In der Installation »Radio Painting Station: Looking for the Waterhole« des neuseeländischen Künstlers Simon Ingram geht es um die Materialisierung unsichtbarer kosmischer Energie: »Ich wollte das Thema der Darstellung höherer oder unsichtbarer Kräfte neu positionieren, indem ich mit technischen Methoden unsichtbare kosmische Radioenergie male.«[1]



Vier quadratische Leinwände, die konzentrische Formen, Kreise und Quadrate in schwarzer Farbe zeigen, sind das Ergebnis Ingrams Studie. »Radio Painting Station: Looking for the Waterhole« visualisiert einen Teil der kosmischen Strahlung über Karlsruhe. Im Fokus der Beobachtung steht die Wasserstofflinie – in der Astronomie eine Bezeichnung für die Radiostrahlung des neutralen Wasserstoffs. Diese Strahlung kann Informationen über die Dichteverteilung, Geschwindigkeit und Temperatur von Wasserstoffatomen im Universum geben. Der Begriff »water hole« [Wasserloch] wird im Kontext der Suche nach intelligentem außerirdischem Leben – kurz SETI (Search for Extraterrestrial Intelligence) – verwendet, um den Frequenzbereich zu bezeichnen, der am ehesten Leben ermöglicht.

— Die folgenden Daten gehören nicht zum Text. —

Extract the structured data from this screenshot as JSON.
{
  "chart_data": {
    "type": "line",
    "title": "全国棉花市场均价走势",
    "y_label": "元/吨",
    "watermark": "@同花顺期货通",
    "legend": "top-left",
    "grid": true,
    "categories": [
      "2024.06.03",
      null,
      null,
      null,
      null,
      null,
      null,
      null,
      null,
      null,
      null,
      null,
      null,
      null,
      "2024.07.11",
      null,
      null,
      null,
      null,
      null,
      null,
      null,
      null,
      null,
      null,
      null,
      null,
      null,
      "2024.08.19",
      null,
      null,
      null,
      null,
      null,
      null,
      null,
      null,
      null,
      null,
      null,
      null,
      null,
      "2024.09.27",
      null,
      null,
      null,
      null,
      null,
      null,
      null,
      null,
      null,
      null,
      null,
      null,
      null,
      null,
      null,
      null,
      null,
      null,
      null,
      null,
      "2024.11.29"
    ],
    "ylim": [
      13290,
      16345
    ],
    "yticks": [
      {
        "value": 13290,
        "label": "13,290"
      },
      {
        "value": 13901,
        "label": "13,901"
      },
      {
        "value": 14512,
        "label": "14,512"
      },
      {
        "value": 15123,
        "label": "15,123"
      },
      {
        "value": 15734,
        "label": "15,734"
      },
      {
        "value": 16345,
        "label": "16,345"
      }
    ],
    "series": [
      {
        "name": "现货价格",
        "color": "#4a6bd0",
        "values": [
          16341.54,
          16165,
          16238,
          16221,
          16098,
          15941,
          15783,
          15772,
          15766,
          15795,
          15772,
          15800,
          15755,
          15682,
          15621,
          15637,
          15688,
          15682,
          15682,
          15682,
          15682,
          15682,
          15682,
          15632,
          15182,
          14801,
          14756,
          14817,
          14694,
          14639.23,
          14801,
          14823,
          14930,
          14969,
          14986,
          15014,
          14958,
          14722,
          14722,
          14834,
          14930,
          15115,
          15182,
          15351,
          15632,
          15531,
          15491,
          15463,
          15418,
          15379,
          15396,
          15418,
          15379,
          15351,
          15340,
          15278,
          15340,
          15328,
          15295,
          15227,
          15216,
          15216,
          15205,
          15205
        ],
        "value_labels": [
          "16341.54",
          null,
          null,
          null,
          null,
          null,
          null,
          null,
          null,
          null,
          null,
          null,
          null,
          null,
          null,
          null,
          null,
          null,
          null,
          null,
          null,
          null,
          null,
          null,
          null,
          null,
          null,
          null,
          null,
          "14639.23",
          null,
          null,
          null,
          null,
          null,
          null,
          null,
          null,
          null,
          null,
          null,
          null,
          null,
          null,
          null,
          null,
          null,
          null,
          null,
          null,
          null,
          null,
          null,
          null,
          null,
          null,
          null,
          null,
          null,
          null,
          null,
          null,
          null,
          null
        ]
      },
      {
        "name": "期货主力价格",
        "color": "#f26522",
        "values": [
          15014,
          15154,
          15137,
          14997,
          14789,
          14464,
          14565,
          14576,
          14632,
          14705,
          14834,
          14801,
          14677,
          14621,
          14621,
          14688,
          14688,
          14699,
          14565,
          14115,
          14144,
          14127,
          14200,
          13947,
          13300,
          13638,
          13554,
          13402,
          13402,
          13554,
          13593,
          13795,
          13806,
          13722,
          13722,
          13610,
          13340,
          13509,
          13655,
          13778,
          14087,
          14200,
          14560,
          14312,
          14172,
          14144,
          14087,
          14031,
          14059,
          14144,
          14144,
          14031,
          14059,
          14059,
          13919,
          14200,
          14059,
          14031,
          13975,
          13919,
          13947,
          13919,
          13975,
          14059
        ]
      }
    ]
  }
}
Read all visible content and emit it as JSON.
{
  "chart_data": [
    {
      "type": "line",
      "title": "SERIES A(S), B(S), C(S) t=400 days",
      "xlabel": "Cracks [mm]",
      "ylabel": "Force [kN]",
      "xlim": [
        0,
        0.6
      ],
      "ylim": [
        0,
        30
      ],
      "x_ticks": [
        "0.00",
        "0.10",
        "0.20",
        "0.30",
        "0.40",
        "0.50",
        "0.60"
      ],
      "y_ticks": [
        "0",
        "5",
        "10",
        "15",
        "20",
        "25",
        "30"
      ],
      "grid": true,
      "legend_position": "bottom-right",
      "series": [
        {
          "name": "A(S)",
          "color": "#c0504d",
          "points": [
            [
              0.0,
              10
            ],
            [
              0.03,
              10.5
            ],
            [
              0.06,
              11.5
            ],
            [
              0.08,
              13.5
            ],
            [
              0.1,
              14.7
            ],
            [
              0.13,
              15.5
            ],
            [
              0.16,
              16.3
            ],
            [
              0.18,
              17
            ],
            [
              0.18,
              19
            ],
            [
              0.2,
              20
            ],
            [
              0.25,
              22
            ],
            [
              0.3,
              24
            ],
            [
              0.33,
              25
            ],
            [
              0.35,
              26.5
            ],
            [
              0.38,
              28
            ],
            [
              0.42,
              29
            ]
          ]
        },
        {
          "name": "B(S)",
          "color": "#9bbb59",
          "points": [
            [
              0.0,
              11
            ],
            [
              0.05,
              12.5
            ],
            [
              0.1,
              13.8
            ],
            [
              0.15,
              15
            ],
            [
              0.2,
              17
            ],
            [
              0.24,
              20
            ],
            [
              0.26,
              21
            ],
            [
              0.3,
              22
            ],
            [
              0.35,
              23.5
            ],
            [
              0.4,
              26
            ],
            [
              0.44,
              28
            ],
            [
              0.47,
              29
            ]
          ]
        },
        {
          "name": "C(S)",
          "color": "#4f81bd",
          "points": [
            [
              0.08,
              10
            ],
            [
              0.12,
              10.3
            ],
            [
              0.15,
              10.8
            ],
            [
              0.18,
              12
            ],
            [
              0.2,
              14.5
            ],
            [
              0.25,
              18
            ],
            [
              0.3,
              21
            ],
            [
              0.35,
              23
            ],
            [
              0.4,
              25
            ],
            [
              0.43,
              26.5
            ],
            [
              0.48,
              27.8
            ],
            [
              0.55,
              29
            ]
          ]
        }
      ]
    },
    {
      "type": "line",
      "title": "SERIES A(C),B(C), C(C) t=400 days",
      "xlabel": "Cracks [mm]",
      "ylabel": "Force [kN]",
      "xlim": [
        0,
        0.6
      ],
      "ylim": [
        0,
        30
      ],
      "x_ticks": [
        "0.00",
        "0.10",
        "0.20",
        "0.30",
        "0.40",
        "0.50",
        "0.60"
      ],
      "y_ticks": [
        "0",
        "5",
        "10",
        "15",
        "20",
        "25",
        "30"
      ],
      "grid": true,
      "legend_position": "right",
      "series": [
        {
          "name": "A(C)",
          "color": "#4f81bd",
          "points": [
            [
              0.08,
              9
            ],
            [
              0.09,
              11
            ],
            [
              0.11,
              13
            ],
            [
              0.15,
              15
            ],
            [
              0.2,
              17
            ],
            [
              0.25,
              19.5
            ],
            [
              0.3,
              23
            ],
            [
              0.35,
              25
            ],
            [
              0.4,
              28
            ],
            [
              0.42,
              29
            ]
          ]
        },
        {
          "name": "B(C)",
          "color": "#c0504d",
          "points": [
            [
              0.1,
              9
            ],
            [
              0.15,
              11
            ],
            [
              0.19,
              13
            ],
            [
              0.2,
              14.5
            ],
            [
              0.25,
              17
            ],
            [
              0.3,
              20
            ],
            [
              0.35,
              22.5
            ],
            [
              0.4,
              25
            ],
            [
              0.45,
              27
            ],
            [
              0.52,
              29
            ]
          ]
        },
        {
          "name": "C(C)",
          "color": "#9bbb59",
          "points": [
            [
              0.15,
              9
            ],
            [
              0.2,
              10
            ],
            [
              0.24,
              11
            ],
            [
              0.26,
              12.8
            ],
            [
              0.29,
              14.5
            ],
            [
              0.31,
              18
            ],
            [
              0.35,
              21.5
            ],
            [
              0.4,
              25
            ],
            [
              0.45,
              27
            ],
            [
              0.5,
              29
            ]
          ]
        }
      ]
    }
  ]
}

Um die Informationen aus dem All zu empfangen, die von den Malrobotern in Gemälde umgesetzt werden, montierte Ingram im Dezember 2017 am Kubus des ZKM | Karlsruhe eine 4,5 Meter lange Hornantenne. Sie empfing und protokollierte Energie auf der Frequenz von 1420 Megahertz. Die aufgenommenen Signale wurden über ein Kabel an den Computer im Kubus geleitet. Eine Software wandelte diese Daten in Bewegungsbefehle um, die vier Pinsel steuerten, vom Eintauchen in die Farbtöpfe zur Bewegung auf der Leinwand. Die Gemälde sind eine Dokumentation kosmischer Energie.